Но тут он внезапно умолк и затем, вытирая платком свои щёки, лоб и бритый двойной подбородок, покрытые крупными каплями пота, продолжал тоном искреннего сожаления:
— Вот, я всегда такой! Обыкновенно то, что меня прежде всего поразит, то заставляет меня забыть обо всём остальном. Эта слабость так же крепко срослась со мной, как мой нос и уши срослись с моей головой. Уже в те далёкие дни моего детства, когда моя мать давала мне два поручения, я всегда прекрасно исполнял первое, но неизменно забывал второе, и палка моего отца не раз старалась меня исправить. Напрасно! И побои не излечили меня от моего порока! Не будь его у меня, я бы ещё и теперь сидел в городе городов, но именно он-то, этот порок, лишил меня моих лучших клиентов, и вот почему я очутился в этом противном гнезде. И здесь не оставляет он меня.
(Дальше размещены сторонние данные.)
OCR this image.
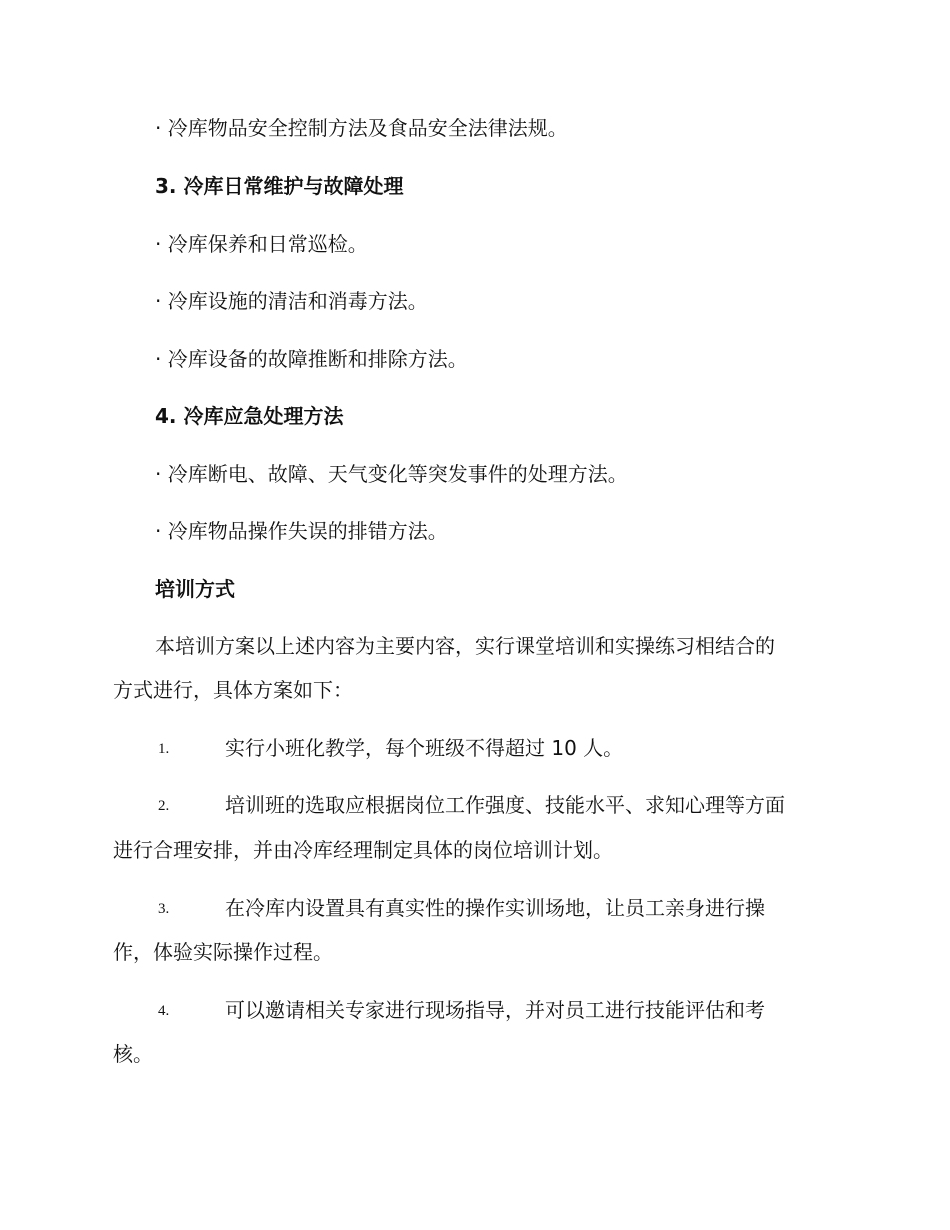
· 冷库物品安全控制方法及食品安全法律法规。
3. 冷库日常维护与故障处理
· 冷库保养和日常巡检。
· 冷库设施的清洁和消毒方法。
· 冷库设备的故障推断和排除方法。
4. 冷库应急处理方法
· 冷库断电、故障、天气变化等突发事件的处理方法。
· 冷库物品操作失误的排错方法。
培训方式
本培训方案以上述内容为主要内容，实行课堂培训和实操练习相结合的
方式进行，具体方案如下：
1.	实行小班化教学，每个班级不得超过 10 人。
2.	培训班的选取应根据岗位工作强度、技能水平、求知心理等方面
进行合理安排，并由冷库经理制定具体的岗位培训计划。
3.	在冷库内设置具有真实性的操作实训场地，让员工亲身进行操
作，体验实际操作过程。
4.	可以邀请相关专家进行现场指导，并对员工进行技能评估和考
核。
Моя глупая радость перед тем доказывает это лучше всего. Ведь известно же мне, как дорог и близок был тебе умерший, который тебе доказывает из могилы свою любовь. Но ты простишь мне мою слабость, которая заставила меня так радостно говорить с тобой, потому что я забыл всё остальное при мысли о том, что несу тебе весть, которая изменит всю твою жизнь. Ты сейчас узнаешь всё. Клянусь молниями громовержца и совой Афины, известие, которое я тебе сообщу, необычайно и прекрасно, но тот, кто заботился об этом, погиб, и хотя его благородное намерение должно наполнить тебя радостью и благодарностью, всё же твои бедные больные глаза прольют слёзы горести!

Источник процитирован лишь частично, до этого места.